Wednesday, June 10, 2009

Do I really need a dressform?

Dressforms are an investment and many women wonder if it's worth the money or not. If you want to invest the choice is, of course, up to you personally, but here are some benefits to owning your own dressform.

A dressform allows you to hang a garment during construction to assess the design during work. This will let you know ahead of time if a piece is not draping properly. When you are finished you can check for "surprises" that show up before you or a client tries it on for the hemming.

"But what if the dress form doesn't exactly match my measurements?"

A little trick of the trade for you! Measure all bust, waist, and hip measurements then adjust the form to most closely match your body size. If needed you can add shoulder pads to strategically enhance the bust, hip, or bottom.

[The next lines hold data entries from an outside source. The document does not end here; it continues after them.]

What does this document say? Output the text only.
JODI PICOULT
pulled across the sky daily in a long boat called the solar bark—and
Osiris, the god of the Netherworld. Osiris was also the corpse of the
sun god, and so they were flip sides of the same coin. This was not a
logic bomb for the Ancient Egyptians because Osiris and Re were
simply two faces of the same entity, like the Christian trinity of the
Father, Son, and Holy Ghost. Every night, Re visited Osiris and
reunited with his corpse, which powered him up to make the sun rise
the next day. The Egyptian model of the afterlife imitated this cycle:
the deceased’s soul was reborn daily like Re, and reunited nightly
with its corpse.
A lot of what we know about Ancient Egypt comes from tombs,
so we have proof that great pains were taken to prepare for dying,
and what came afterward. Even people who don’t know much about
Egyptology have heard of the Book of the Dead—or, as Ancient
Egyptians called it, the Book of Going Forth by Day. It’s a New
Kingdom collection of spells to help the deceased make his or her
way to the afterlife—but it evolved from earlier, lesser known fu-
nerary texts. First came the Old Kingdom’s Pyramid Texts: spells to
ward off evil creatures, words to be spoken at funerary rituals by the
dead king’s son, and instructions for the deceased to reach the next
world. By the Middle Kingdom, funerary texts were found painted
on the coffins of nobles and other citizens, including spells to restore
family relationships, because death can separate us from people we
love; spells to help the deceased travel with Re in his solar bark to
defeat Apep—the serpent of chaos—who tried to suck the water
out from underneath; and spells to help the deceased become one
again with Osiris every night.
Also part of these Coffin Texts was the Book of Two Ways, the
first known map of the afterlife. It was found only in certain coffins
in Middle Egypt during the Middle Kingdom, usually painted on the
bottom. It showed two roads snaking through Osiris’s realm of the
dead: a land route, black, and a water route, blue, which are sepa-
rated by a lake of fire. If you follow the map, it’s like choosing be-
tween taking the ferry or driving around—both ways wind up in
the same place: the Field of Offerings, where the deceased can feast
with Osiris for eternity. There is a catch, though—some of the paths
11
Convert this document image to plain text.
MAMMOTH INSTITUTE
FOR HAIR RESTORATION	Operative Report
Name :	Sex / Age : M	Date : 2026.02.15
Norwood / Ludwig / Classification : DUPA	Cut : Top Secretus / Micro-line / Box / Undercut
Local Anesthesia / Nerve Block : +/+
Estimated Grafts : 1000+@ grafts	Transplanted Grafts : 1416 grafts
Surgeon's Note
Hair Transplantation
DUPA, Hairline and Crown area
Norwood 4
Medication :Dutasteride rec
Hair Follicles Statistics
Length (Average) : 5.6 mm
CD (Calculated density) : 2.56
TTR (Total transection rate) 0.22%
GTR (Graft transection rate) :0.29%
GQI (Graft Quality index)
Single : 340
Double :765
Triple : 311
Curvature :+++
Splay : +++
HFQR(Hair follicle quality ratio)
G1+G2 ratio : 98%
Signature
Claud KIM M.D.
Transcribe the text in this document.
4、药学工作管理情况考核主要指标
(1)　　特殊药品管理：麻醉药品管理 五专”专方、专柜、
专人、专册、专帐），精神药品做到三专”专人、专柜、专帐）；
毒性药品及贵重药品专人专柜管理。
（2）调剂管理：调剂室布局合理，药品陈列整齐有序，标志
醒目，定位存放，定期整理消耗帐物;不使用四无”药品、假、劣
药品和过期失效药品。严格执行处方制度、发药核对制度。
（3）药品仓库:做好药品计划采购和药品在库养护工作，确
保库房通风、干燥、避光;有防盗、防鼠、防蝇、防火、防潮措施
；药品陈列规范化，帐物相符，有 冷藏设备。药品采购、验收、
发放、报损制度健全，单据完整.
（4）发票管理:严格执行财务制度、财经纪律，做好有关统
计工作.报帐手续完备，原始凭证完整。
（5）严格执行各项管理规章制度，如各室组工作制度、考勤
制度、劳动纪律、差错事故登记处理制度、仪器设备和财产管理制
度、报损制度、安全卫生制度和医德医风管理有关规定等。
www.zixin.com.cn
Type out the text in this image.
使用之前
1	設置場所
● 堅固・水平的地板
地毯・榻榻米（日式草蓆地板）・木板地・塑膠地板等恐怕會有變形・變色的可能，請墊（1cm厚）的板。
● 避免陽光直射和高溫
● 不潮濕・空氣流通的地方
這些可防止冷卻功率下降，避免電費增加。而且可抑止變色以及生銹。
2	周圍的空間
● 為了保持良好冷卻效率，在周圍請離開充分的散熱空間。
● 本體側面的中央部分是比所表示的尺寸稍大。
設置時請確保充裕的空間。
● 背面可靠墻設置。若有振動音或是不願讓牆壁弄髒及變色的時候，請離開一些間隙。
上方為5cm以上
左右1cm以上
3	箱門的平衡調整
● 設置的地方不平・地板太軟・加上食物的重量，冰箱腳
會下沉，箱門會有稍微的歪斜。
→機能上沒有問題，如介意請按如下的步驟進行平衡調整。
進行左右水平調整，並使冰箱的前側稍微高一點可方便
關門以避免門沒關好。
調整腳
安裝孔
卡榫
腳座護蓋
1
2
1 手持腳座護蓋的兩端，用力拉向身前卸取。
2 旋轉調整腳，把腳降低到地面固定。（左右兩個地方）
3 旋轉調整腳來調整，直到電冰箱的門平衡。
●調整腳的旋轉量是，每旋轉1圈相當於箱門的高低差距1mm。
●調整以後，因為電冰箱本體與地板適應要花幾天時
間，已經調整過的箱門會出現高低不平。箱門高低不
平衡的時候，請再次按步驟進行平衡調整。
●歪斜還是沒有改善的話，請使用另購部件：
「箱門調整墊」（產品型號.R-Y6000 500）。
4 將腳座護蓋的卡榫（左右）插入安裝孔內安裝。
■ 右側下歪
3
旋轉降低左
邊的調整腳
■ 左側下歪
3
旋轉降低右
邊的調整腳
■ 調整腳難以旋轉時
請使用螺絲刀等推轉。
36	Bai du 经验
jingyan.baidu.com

What dressforms are your favorite? Which ones do you not recommend?

Tuesday, June 2, 2009

What is "Cutting on the Bias?"

Have you ever heard someone throw around the phrase, "Cut it on the bias," and wonder what they're talking about?

When you place your pattern piece on the fabric to be cut you can line up your grain line in three different ways: straight grain, cross grain, and bias. Straight grain is when your grain line is parallel with your selvage edge. Cross grain is when your grain line is perpendicular to your selvage. However, when you cut your pattern piece "on the bias" it means that you are placing your grain line at an angle. A true bias is placed 45 degrees from the selvage edge.

Cutting a garment piece, such as a skirt, on the bias will create a lighter, more draped effect. It will allow the fabric to cling or follow the curve of the body. This cutting technique is most commonly used for cutting collars and cuffs, because the bias allows the fabric to create a curve.